Mit dem Gesetzentwurf von Juli 2014 setzt die Große Koalition unter Bundesarbeitsministerin Andrea Nahles ein weiteres Ziel des Koalitionsvertrags um: Auch Praktikanten bekommen nun den Mindestlohn von 8,50 Euro. Ab Januar 2015 sollen Praktika wie eine Arbeitsstelle vergütet werden; eine diskutierte Sonderregelung für Studenten und Azubis blieb aus. Aus Sicht der Politik naht damit das Ende der viel beschworenen „Generation Praktikum“.
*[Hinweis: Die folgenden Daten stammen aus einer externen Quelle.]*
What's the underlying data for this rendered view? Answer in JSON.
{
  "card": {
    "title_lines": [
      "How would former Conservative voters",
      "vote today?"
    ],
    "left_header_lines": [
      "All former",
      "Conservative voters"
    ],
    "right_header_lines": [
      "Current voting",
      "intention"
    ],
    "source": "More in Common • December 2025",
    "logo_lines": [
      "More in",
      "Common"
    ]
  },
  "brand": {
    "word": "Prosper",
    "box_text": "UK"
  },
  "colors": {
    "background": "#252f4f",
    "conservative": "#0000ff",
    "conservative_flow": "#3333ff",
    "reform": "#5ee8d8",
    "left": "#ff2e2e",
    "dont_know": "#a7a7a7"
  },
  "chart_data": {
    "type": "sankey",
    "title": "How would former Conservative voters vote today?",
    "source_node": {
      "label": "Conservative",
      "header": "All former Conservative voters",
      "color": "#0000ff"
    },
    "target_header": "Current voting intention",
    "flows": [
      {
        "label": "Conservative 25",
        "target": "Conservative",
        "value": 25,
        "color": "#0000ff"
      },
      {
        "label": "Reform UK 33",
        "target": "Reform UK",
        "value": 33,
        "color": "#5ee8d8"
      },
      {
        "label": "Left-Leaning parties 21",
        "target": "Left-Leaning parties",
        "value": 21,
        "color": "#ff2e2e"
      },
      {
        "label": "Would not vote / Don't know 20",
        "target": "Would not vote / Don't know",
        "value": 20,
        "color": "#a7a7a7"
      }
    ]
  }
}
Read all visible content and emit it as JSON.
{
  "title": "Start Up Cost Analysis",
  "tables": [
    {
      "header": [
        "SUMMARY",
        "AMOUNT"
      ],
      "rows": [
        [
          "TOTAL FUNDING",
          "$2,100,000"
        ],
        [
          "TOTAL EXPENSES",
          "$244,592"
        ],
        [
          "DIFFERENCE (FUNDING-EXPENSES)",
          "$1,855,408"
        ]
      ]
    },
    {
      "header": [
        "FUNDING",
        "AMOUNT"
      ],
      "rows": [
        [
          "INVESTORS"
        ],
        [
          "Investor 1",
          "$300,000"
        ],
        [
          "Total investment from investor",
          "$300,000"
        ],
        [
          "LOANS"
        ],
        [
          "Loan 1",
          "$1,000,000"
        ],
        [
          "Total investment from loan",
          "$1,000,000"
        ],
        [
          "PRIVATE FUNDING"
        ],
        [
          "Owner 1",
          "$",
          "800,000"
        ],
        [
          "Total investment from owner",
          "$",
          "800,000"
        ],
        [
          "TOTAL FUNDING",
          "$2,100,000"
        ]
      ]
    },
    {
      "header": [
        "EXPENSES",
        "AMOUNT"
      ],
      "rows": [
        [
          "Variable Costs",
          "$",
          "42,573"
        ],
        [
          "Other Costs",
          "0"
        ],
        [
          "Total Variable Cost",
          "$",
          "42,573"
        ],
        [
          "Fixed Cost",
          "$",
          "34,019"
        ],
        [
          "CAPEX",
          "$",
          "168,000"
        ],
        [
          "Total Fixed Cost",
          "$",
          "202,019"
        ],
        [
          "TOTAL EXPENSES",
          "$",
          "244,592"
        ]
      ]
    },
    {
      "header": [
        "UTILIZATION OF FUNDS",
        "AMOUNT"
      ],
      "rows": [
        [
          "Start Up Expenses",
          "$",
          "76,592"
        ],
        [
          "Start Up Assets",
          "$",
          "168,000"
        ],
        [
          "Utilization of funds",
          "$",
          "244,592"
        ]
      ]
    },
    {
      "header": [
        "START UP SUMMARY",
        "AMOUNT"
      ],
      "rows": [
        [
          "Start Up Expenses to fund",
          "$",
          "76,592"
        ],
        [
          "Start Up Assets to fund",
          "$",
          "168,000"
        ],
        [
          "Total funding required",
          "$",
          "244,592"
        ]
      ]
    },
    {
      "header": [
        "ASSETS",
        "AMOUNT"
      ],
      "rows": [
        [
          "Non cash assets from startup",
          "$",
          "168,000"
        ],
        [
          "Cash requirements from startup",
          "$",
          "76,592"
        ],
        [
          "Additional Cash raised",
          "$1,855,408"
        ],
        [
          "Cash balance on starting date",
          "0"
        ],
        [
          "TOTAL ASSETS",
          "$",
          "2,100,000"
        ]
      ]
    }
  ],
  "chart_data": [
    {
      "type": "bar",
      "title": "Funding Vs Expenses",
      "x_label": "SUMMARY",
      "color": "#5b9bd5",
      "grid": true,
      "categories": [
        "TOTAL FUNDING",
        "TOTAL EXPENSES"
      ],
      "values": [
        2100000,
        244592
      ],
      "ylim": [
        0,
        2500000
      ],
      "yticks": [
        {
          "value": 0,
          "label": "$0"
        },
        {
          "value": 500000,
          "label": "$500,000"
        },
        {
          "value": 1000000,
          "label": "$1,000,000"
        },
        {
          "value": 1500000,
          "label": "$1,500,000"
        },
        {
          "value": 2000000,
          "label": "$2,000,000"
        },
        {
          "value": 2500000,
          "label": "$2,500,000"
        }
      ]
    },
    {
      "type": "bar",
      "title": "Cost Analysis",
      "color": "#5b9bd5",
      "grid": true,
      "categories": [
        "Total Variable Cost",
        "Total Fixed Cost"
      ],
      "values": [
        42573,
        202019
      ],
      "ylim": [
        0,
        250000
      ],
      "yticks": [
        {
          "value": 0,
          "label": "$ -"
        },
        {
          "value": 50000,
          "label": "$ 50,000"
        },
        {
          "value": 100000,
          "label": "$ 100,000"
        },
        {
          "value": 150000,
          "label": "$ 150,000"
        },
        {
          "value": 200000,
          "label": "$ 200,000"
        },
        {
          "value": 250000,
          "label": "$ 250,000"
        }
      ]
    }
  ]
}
Die These von gut ausgebildeten, jungen Absolventen, die in Firmen als günstige Arbeitskraft ohne feste Anstellung in Dauerpraktika aufgerieben werden, trifft meist nicht zu. Joachim Förster, Justiziar der Industrie- und Handelskammer Rhein-Neckar, bewertet die Situation kritisch: „Praktika sind und waren ein sinnvoller Teil der Ausbildung. Die in den Medien vertretene These der ,Generation Praktikum‘ wurde in Studien nicht bestätigt.“ Laut der gewerkschaftsnahen Hans-Böckler-Stiftung waren 2011 rund 40 Prozent der Praktika nach Studienabschluss unbezahlt und gingen über einen Zeitraum von durchschnittlich fünf Monaten. Nach dem Studium absolvierten aber gerade einmal 28 Prozent überhaupt ein Praktikum, ein Großteil davon aus den Geistes- und Sozialwissenschaften. Gerade für Studenten dieser Fachrichtungen könnte es in Zukunft schwer werden, ein längeres Praktikum zu absolvieren.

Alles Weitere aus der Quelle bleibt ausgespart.